Para su sustento dependieron de comida donada por los gobiernos locales, grupos civiles y voluntarios. Por la noche, la mayoría de las veces se acostaron en lonas de plástico en plazas y parques públicos junto a miles de otros miembros de la caravana.
En San Pedro Tapanatepec, el día dieciséis de la migración, el grupo desplegó las lonas en la plaza principal del poblado a la sombra de la iglesia católica. Después caminaron colina abajo para saltar a un río. Los niños se quedaron en ropa interior y jugaron en el agua mientras las mujeres lavaban la ropa. Alvarado, todavía vestida con sus pantalones de mezclilla, se sumergió en el río hasta la cadera y metió su largo cabello oscuro en el agua.

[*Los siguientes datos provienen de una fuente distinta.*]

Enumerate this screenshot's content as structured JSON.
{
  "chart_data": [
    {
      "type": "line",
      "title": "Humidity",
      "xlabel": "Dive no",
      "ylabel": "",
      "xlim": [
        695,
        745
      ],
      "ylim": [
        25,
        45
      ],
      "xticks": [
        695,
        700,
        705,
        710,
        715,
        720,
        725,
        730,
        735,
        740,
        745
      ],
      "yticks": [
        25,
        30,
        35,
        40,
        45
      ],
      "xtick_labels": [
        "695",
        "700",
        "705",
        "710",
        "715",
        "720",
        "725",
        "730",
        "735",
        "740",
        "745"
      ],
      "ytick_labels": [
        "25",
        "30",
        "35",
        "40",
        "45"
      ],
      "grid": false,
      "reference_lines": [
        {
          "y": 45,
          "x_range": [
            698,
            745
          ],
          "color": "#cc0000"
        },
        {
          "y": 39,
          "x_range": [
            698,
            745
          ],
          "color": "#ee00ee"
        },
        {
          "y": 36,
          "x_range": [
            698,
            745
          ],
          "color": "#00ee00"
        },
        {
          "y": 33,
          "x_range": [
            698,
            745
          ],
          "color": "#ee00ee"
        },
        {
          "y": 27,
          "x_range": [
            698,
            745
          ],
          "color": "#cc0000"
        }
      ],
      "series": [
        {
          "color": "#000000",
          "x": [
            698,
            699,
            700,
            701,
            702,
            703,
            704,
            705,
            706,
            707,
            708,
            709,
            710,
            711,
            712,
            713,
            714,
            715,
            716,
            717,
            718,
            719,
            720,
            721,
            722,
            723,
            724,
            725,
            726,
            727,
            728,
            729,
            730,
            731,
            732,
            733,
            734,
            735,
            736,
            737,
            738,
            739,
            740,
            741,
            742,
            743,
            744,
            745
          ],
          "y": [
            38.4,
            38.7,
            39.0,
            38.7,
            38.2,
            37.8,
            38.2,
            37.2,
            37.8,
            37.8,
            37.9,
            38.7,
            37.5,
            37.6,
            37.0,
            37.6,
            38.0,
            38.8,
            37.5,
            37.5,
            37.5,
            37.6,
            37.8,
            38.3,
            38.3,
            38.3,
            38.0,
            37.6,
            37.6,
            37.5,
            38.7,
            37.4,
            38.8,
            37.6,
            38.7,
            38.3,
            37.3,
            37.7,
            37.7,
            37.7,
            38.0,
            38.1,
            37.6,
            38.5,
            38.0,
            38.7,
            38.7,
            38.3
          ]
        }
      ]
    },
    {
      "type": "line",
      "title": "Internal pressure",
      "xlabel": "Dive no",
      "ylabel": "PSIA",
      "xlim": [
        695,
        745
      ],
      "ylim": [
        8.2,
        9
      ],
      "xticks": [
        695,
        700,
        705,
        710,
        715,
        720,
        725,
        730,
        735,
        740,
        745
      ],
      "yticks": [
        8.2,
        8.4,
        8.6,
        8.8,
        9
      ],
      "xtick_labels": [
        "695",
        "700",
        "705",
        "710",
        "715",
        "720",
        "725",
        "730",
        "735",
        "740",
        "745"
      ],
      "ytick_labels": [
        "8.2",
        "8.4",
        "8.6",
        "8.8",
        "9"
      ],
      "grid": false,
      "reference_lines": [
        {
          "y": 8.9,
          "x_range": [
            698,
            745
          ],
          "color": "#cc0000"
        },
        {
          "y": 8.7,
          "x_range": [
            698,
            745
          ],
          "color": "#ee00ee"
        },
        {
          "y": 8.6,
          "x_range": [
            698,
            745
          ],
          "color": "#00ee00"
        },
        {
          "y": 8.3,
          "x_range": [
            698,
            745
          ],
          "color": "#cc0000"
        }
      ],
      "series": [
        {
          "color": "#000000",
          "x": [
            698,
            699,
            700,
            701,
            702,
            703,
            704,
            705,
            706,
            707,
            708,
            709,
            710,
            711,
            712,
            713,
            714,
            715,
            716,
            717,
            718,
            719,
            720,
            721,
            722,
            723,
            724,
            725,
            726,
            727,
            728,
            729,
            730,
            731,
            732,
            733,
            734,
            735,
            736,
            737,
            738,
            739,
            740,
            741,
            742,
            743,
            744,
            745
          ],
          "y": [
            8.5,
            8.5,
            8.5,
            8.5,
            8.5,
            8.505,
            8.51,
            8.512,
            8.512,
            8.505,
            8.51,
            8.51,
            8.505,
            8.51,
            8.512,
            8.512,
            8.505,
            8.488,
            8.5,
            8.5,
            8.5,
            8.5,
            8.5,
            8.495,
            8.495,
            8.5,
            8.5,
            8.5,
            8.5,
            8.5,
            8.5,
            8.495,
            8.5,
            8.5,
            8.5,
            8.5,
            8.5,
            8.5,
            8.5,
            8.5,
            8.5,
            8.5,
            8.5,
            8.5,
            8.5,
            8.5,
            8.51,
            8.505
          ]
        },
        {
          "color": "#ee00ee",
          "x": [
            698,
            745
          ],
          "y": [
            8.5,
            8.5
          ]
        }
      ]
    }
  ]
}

Dos mañanas después, tras un día de descanso, estaban de nuevo en movimiento: partieron de San Pedro Tapanatepec rumbo a Santiago Niltepec, alrededor de 48 kilómetros al noroeste. Hablaron poco mientras caminaban, cansados y hambrientos, a través de las oscuras calles de Tapanatepec, dejando atrás a grupos de migrantes que reposaban a un lado del camino. De vez en cuando, Alvarado y su grupo también se detenían y se dejaban caer al suelo para descansar.
El grupo no planea solicitar asilo. En lugar de eso, como muchas otras familias en la caravana, su plan es cruzar por pasos fronterizos oficiales y entregarse a la Patrulla Fronteriza de Estados Unidos. Debido a que son mujeres que viajan con niños, tienen la esperanza de ser liberadas rápidamente y que les permitan quedarse en Estados Unidos mientras esperan la resolución de sus casos. Es una práctica que ha sido ampliamente utilizada durante años, pero que Trump busca terminar. Banegas dijo que recogió a Elmer —quien dejó la escuela hace tres años para trabajar en los campos de café—, para que viajara con ella a
Estados Unidos porque él es el mayor de sus hijos menores de edad.
Banegas dijo: “[Con él] podría tener una mejor oportunidad de ingresar”.
Las mujeres habían escuchado que la política de separación familiar del gobierno de Donald Trump había terminado. Otros migrantes de su ciudad de origen habían cruzado exitosamente hacia Estados Unidos desde entonces y habían sido liberados con sus hijos.
Aun así, nadie estaba seguro de que podría ocurrir realmente.
“El único miedo es el miedo de perder a un niño durante el recorrido”, dijo Alvarado.
De cualquier modo, el tema de la frontera estaba en el futuro. Por ahora, el grupo de Alvarado estaba concentrado en lograr superar otro día.
“Estoy enfocada en el recorrido, en sobrevivir en el camino”, dijo Alvarado.
En un punto de la autopista se unieron más migrantes con la esperanza de conseguir que los trasladaran. Un auto comenzó a disminuir su velocidad. Alvarado se abalanzó sobre él. Ella y sus dos hijos ocuparon todos los lugares. Los otros cuatro, que se retrasaron, fueron dejados atrás. Por primera vez desde que abandonaron Honduras, el grupo se había separado.
Jiménez, Banegas y sus hijos comenzaron a caminar de nuevo. Un desconocido le dio a Jiménez una vieja carriola y su hijo rápidamente se quedó dormido en ella.
Después de varios kilómetros, llegaron a un cruce donde varias mujeres estaban entregando agua y tortillas embarradas con frijoles negros y queso. Ante la invitación de otro migrante, un conocido, Jiménez,
Banegas y sus hijos tomaron un taxi al próximo poblado y después tomaron otro taxi que los llevó durante el resto del camino al destino final de ese día: Santiago Niltepec.
En Santiago Niltepec, las mujeres rastrearon a Alvarado en un cuartel policiaco que había sido convertido en refugio. Ella había apartado una parte del piso de concreto y había colocado una lona plástica para su grupo. Los voluntarios repartieron ropa de segunda mano y comida.
Al reflexionar sobre el viaje, Alvarado dijo que había sido más fácil de lo que esperaba, incluso con todo lo que caminaron. Los desconocidos habían hecho más fácil su recorrido. Ella no se quejaba.
“Me acostumbro a lo que sea”, dijo. “Aprendí de la vida”.